With open source, developers can use API access and underlying code to create valuable applications that use the information and control available on the home router. Take the guest experience as an example: An application could link guest access to your Facebook friends, or limit guest access to when you are home, or limit guest access to certain devices on your network (e.g., your friend should be able to print to your printer but not see all your tax returns on your desktop computer.) Now, consider the video streaming experience: With full home network context, an application could detect when your streaming devices are buffering and adjust the network to make your video watching experience better.
Even though it is theoretically possible for all of these new and innovative applications to be provided by a single company in a monolithic firmware provided by the same company that manufactured your router, it is very unlikely. Very few companies build both hardware and software well. We know from the Android and iOS app stores that it is not possible for a single company to match the level of innovation fostered by an app ecosystem. The OpenWRT community is working on systems to allow third-party applications to securely and safely run on the router. By using this and fostering an app ecosystem, router manufacturers can drive preference for their hardware while delivering more value to their customers through third-party applications.

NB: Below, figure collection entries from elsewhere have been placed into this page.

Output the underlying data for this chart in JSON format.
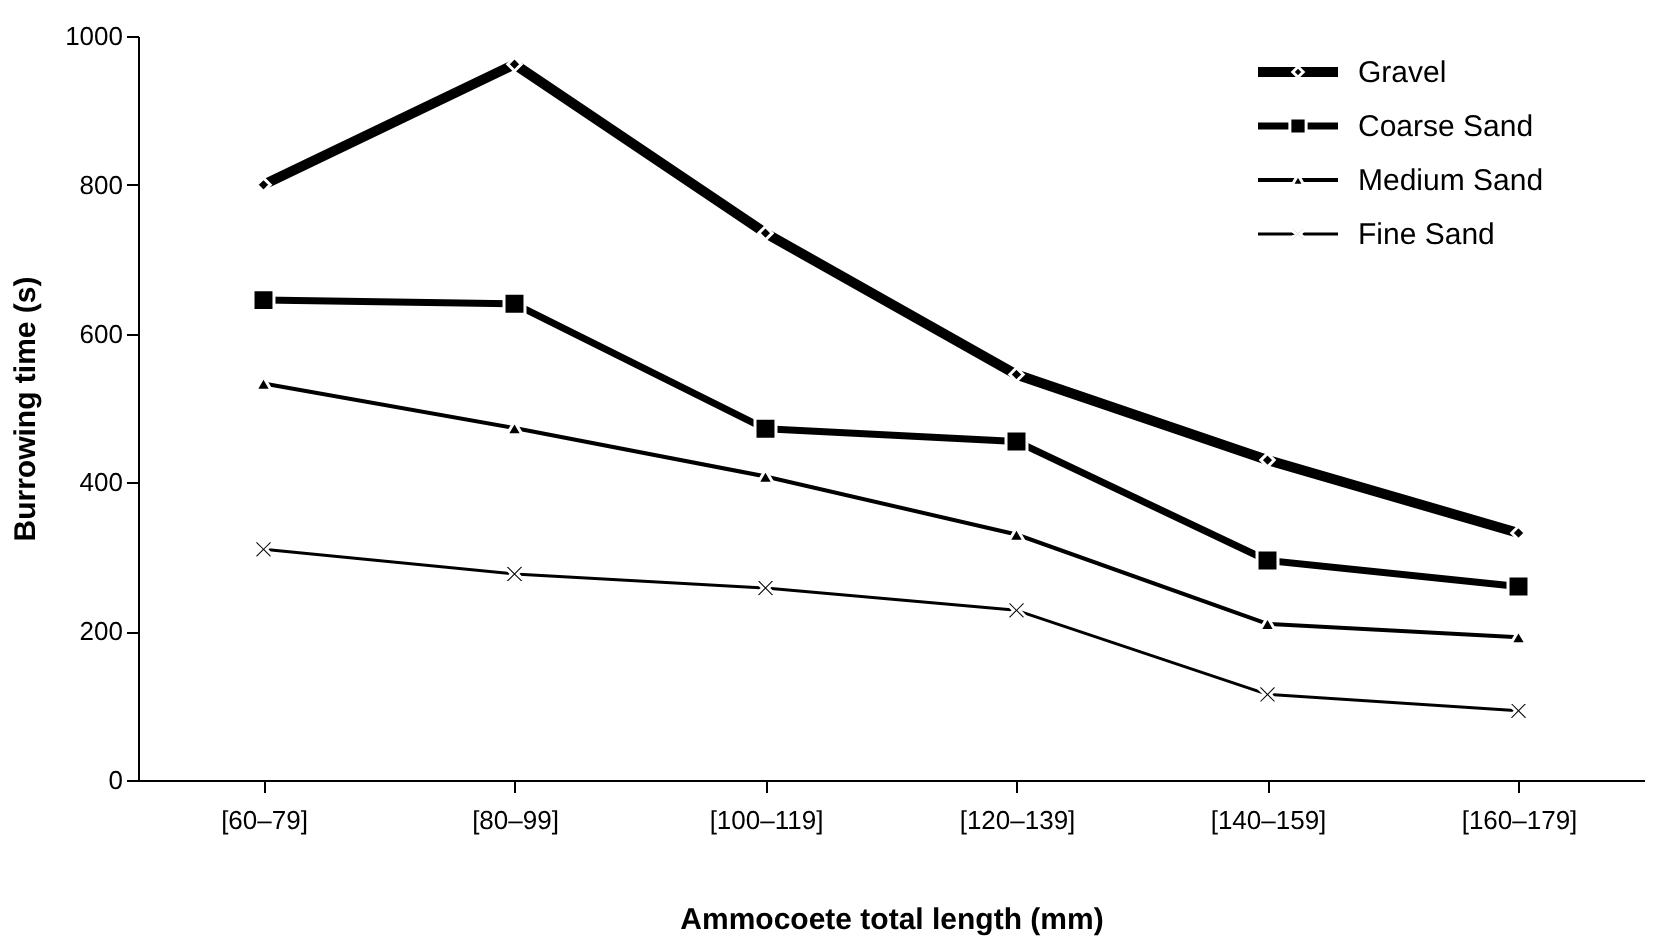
{
  "chart_data": {
    "type": "line",
    "xlabel": "Ammocoete total length (mm)",
    "ylabel": "Burrowing time (s)",
    "categories": [
      "[60–79]",
      "[80–99]",
      "[100–119]",
      "[120–139]",
      "[140–159]",
      "[160–179]"
    ],
    "ylim": [
      0,
      1000
    ],
    "yticks": [
      0,
      200,
      400,
      600,
      800,
      1000
    ],
    "grid": false,
    "legend": "top right",
    "line_style": "solid",
    "series": [
      {
        "name": "Gravel",
        "color": "#000000",
        "marker": "diamond",
        "values": [
          800,
          962,
          735,
          545,
          430,
          332
        ]
      },
      {
        "name": "Coarse Sand",
        "color": "#000000",
        "marker": "square",
        "values": [
          645,
          640,
          472,
          455,
          295,
          260
        ]
      },
      {
        "name": "Medium Sand",
        "color": "#000000",
        "marker": "triangle",
        "values": [
          533,
          473,
          408,
          330,
          210,
          192
        ]
      },
      {
        "name": "Fine Sand",
        "color": "#000000",
        "marker": "cross",
        "values": [
          310,
          277,
          258,
          228,
          115,
          93
        ]
      }
    ]
  }
}
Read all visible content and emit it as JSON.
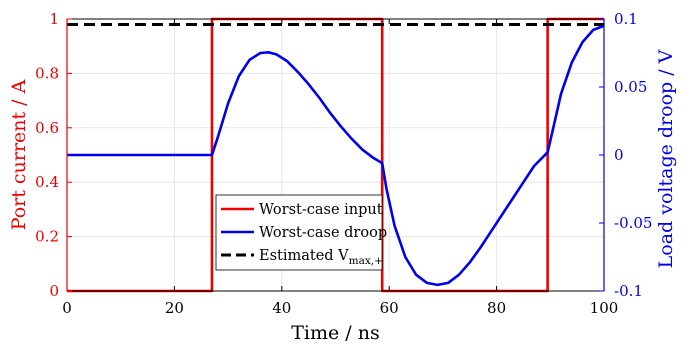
{
  "chart_data": {
    "type": "line",
    "xlabel": "Time / ns",
    "ylabel_left": "Port current / A",
    "ylabel_right": "Load voltage droop / V",
    "xlim": [
      0,
      100
    ],
    "ylim_left": [
      0,
      1
    ],
    "ylim_right": [
      -0.1,
      0.1
    ],
    "x_ticks": [
      0,
      20,
      40,
      60,
      80,
      100
    ],
    "y_left_ticks": [
      0,
      0.2,
      0.4,
      0.6,
      0.8,
      1
    ],
    "y_left_tick_labels": [
      "0",
      "0.2",
      "0.4",
      "0.6",
      "0.8",
      "1"
    ],
    "y_right_ticks": [
      -0.1,
      -0.05,
      0,
      0.05,
      0.1
    ],
    "y_right_tick_labels": [
      "-0.1",
      "-0.05",
      "0",
      "0.05",
      "0.1"
    ],
    "grid": true,
    "legend_position": "bottom-center",
    "colors": {
      "left_axis": "#ee0000",
      "right_axis": "#0000ee"
    },
    "series": [
      {
        "name": "Worst-case input",
        "axis": "left",
        "color": "#ee0000",
        "style": "solid",
        "x": [
          0,
          27,
          27,
          58.7,
          58.7,
          89.5,
          89.5,
          100
        ],
        "y": [
          0,
          0,
          1,
          1,
          0,
          0,
          1,
          1
        ]
      },
      {
        "name": "Worst-case droop",
        "axis": "right",
        "color": "#0000ee",
        "style": "solid",
        "x": [
          0,
          27,
          28,
          30,
          32,
          34,
          36,
          37.5,
          39,
          41,
          43,
          45,
          47,
          49,
          51,
          53,
          55,
          57,
          58.7,
          59.5,
          61,
          63,
          65,
          67,
          69,
          71,
          73,
          75,
          77,
          79,
          81,
          83,
          85,
          87,
          89.5,
          90.5,
          92,
          94,
          96,
          98,
          100
        ],
        "y": [
          0,
          0,
          0.012,
          0.038,
          0.058,
          0.07,
          0.075,
          0.0755,
          0.074,
          0.069,
          0.061,
          0.052,
          0.042,
          0.031,
          0.021,
          0.012,
          0.004,
          -0.002,
          -0.006,
          -0.025,
          -0.052,
          -0.075,
          -0.088,
          -0.094,
          -0.0955,
          -0.094,
          -0.088,
          -0.079,
          -0.068,
          -0.056,
          -0.044,
          -0.032,
          -0.02,
          -0.008,
          0.002,
          0.019,
          0.045,
          0.068,
          0.083,
          0.092,
          0.095
        ]
      },
      {
        "name": "Estimated V",
        "name_sub": "max,+",
        "axis": "right",
        "color": "#000000",
        "style": "dashed",
        "x": [
          0,
          100
        ],
        "y": [
          0.096,
          0.096
        ]
      }
    ]
  }
}
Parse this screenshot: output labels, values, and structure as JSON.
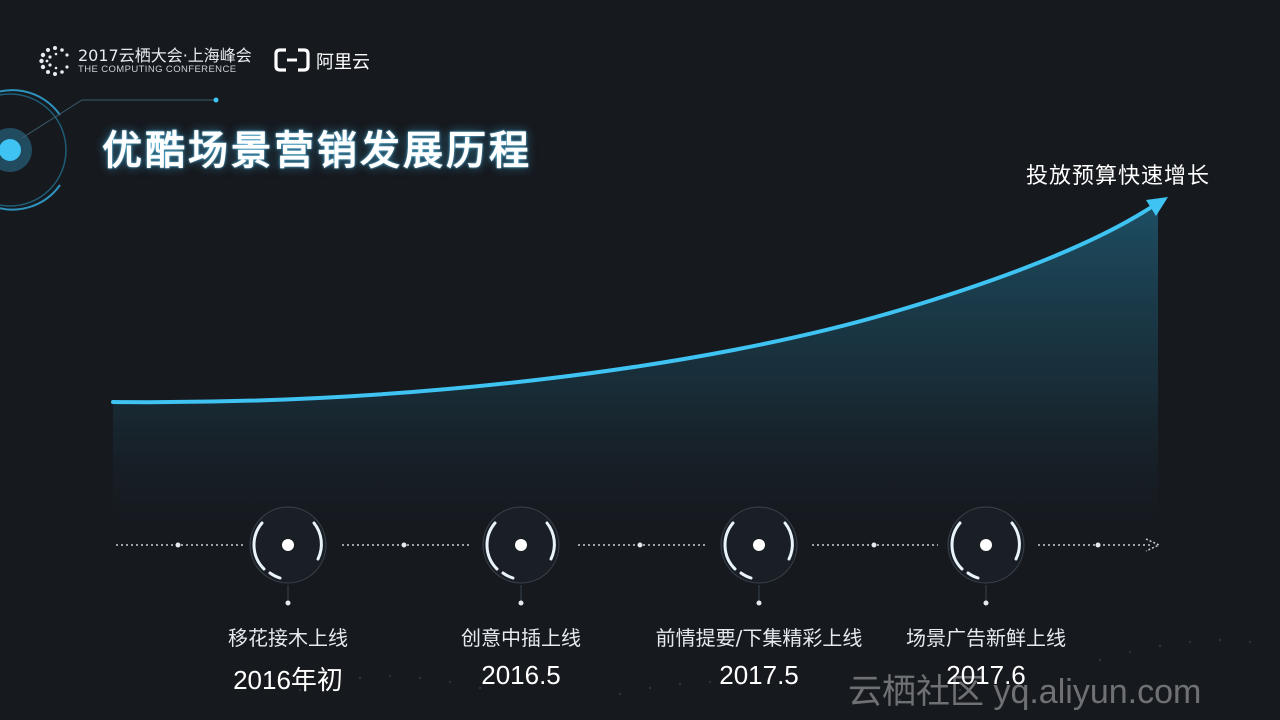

The home router is uniquely positioned to help consumers adopt and optimize their explosion of connected devices. Today, broadband homes have an average of nine devices on the Wi-Fi network. By 2020, this will be more than 20, including video and music streaming devices, personal assistants like Alexa and Google Home, security cameras, thermostats, smoke detectors, door locks, power plugs and adapters, lights and appliances. (Over 4,400 device makers exhibited at the CES show this year.) As the number of these devices connecting to the home Wi-Fi network increases, the complexity of managing and securing that network increases exponentially: A single device with a poor Wi-Fi signal could impact the performance of other devices on your network. Likewise, a single device downloading a software update from the internet could wreck your movie night or Monday night football. It’s time we grow an ecosystem of home router applications that talk to other elements in the network and make good decisions.